Stanford Security Clinic logo

We provide pro bono digital security and safety consultations for the Stanford community. Hosted by Applied Cyber, the Clinic’s mission is to ensure

  • the sensitive data students trust your app with remains private and out of the hands of attackers,

  • your app takes the necessary steps to prevent abuse, fraud, and other safety issues, and

  • you’re set up for success as you grow.

The clinic is open through the remainder of fall quarter on Thursdays from 3pm to 5pm. To book a meeting, please email [email protected].

Cybersecurity services

Our cybersecurity services include:

  • Data security model consult — We’ll meet with you to assess the potential attack surface, data model and means of data storage, and backend design of your app from a security perspective. We’ll then tell you what to focus on to ensure that sensitive data remains secure as you add features and grow your app.

  • Live security testing — While meeting with you, we’ll attempt to find vulnerabilities in your app that might enable an attacker to access sensitive user data. If we find issues, we’ll recommend ways you can remediate the vulnerabilities and secure your systems.

The services we offer you will depend on availability and the development stage of your app. For example, we recommend the data security model consult for apps that have not launched yet and are in the development or testing stage, whereas apps that have publicly launched or are ready to launch should choose our live security testing option.

Note: A consult does not constitute an exhaustive security evaluation of your app. Rather, it represents a good starting point for the evolution of your service with the benefit of a security-informed perspective.

Digital safety services

We will work with you to craft a safety model for your product. First, we’ll explore the specific harms and abuse your product might face, such as, spam, fraud, harassment, and stalking. Next, we’ll explore techniques to proactively mitigate these harms, ranging from automatic moderation systems to design changes. Finally, we’ll discuss how you can incorporate monitoring and observability into your stack to ensure that safety issues don’t catch you by surprise.

About Applied Cyber

Founded in 2015, Applied Cyber is Stanford’s premier cybersecurity student group focused on teaching students practical skills in analyzing, exploiting, and defending computer systems.

Applied Cyber has had a strong track record of working with the Stanford entrepreneurial community to ensure that popular campus apps fulfill the data safety standards students trust them with. In recent years, we have found and disclosed dozens of security vulnerabilities to student startups and social apps and worked with them on fixes that protect student data.

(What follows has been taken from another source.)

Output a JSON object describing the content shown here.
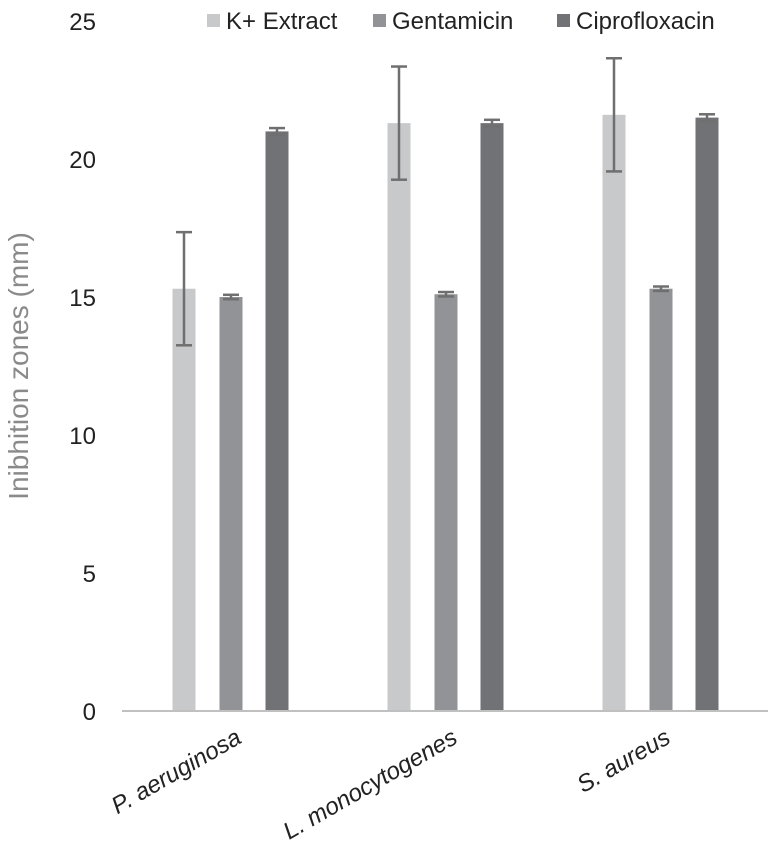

Since 2020, Applied Cyber has also conducted authorized penetration tests of critical services within the Stanford University infrastructure. Engagement targets have included instructional support systems, Windows Active Directory, custom web applications, industrial and environmental control systems, and a smart home and IoT (internet of things) lab.

Over the past nine years, Applied Cyber competition teams have participated in over 80 cyber competitions, achieving top placements in more than 20 of them. Notably, we secured three consecutive National Championships in the Collegiate Penetration Testing Competition (CPTC) between 2017 and 2019, and attained third place in the National Collegiate Cyber Defense Competition (CCDC) in 2020 and 2022 before taking the championship title in 2023.

About the team

The security side of the clinic is directed by Aditya Saligrama, who is the President of Applied Cyber and a senior studying computer science with a focus in systems and security. Aditya helped bring home the CCDC National Championship in 2023 as Linux & Cloud Lead and leads web penetration testing on the CPTC team. Aditya and Miles’s work on finding security vulnerabilities in Fizz was covered by the Stanford Daily in November 2022.

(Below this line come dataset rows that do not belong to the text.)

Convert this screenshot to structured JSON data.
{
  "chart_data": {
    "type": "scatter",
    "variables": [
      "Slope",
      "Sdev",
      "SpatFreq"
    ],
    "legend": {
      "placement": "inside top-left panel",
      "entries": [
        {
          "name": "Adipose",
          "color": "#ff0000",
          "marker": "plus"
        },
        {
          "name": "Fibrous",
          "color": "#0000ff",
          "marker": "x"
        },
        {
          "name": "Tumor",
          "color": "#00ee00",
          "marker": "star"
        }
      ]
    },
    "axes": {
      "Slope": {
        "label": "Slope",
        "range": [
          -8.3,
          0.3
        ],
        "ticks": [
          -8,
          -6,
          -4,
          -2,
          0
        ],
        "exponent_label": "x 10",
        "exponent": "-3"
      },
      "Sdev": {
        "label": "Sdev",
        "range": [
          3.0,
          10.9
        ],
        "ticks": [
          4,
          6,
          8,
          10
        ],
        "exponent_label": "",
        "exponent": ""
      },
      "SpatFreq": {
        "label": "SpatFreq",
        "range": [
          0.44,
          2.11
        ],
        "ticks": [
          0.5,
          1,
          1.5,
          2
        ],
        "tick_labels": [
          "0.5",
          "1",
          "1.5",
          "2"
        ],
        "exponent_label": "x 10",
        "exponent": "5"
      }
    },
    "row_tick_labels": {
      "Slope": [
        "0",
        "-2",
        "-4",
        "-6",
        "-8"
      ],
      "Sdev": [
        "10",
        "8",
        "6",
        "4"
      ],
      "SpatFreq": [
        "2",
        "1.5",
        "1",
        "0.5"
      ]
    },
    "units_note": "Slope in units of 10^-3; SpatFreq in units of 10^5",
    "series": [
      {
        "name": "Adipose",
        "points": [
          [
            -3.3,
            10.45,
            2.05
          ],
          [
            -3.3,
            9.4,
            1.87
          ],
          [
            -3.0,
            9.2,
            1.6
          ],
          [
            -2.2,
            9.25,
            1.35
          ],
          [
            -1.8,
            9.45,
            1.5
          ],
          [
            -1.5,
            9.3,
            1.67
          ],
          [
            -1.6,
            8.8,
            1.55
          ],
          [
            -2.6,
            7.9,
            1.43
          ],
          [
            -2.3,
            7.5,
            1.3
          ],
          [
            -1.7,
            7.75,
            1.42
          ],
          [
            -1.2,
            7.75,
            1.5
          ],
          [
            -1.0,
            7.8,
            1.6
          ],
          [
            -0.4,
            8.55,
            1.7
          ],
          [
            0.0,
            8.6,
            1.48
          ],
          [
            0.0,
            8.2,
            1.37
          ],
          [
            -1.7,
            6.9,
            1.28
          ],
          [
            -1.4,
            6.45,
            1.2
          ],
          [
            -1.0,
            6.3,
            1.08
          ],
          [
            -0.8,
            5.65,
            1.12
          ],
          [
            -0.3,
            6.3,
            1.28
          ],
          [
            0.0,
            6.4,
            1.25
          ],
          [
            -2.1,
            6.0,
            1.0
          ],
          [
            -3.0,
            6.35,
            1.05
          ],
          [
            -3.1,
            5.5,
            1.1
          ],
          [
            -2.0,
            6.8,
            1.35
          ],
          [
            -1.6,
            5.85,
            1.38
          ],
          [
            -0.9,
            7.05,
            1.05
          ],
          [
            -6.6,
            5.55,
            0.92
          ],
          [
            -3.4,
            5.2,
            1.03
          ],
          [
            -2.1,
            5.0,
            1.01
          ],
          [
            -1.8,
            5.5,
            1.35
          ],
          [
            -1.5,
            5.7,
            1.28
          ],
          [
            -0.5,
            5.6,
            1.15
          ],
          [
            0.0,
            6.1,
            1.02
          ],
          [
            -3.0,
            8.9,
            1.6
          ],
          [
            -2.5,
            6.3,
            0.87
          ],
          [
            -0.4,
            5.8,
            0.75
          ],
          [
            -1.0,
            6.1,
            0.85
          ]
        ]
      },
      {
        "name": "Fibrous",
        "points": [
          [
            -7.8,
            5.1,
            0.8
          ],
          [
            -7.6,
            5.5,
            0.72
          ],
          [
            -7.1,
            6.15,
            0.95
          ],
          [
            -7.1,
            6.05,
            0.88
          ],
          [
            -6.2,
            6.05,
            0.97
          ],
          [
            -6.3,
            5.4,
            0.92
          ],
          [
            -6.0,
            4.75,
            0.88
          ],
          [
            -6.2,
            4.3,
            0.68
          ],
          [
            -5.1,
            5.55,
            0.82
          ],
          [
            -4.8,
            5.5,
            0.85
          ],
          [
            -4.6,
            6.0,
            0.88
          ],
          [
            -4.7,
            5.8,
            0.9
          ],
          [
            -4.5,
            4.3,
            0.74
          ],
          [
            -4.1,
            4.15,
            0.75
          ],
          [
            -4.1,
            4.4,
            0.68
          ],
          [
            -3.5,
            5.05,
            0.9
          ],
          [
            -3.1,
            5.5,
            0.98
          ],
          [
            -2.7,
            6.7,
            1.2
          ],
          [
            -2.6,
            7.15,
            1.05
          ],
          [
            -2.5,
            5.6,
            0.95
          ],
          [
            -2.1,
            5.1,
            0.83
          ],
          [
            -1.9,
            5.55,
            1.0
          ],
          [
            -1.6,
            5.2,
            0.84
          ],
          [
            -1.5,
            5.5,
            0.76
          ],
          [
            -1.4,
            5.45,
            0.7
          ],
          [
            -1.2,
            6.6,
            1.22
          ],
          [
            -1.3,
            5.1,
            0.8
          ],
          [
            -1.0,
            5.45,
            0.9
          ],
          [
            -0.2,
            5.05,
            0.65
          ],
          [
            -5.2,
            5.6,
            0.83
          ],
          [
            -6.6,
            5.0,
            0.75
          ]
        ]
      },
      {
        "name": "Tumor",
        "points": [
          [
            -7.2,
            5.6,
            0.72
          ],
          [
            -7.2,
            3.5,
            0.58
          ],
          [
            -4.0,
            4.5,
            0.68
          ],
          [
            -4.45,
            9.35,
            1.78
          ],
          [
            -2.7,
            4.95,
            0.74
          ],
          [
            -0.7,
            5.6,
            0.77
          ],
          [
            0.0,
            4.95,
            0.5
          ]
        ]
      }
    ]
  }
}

The digital safety side of the clinic is directed by Miles McCain. Miles is a senior studying Symbolic Systems and Computer Science. He has worked on election security at CISA/DHS, privacy engineering at Apple, trust and safety at the Stanford Internet Observatory, and AI safety policy in collaboration with OpenAI and the Cornell Tech Policy Institute. He is an alum of the Recurse Center, worked on cyber policy for a 2020 presidential campaign, and loves building products in the public interest.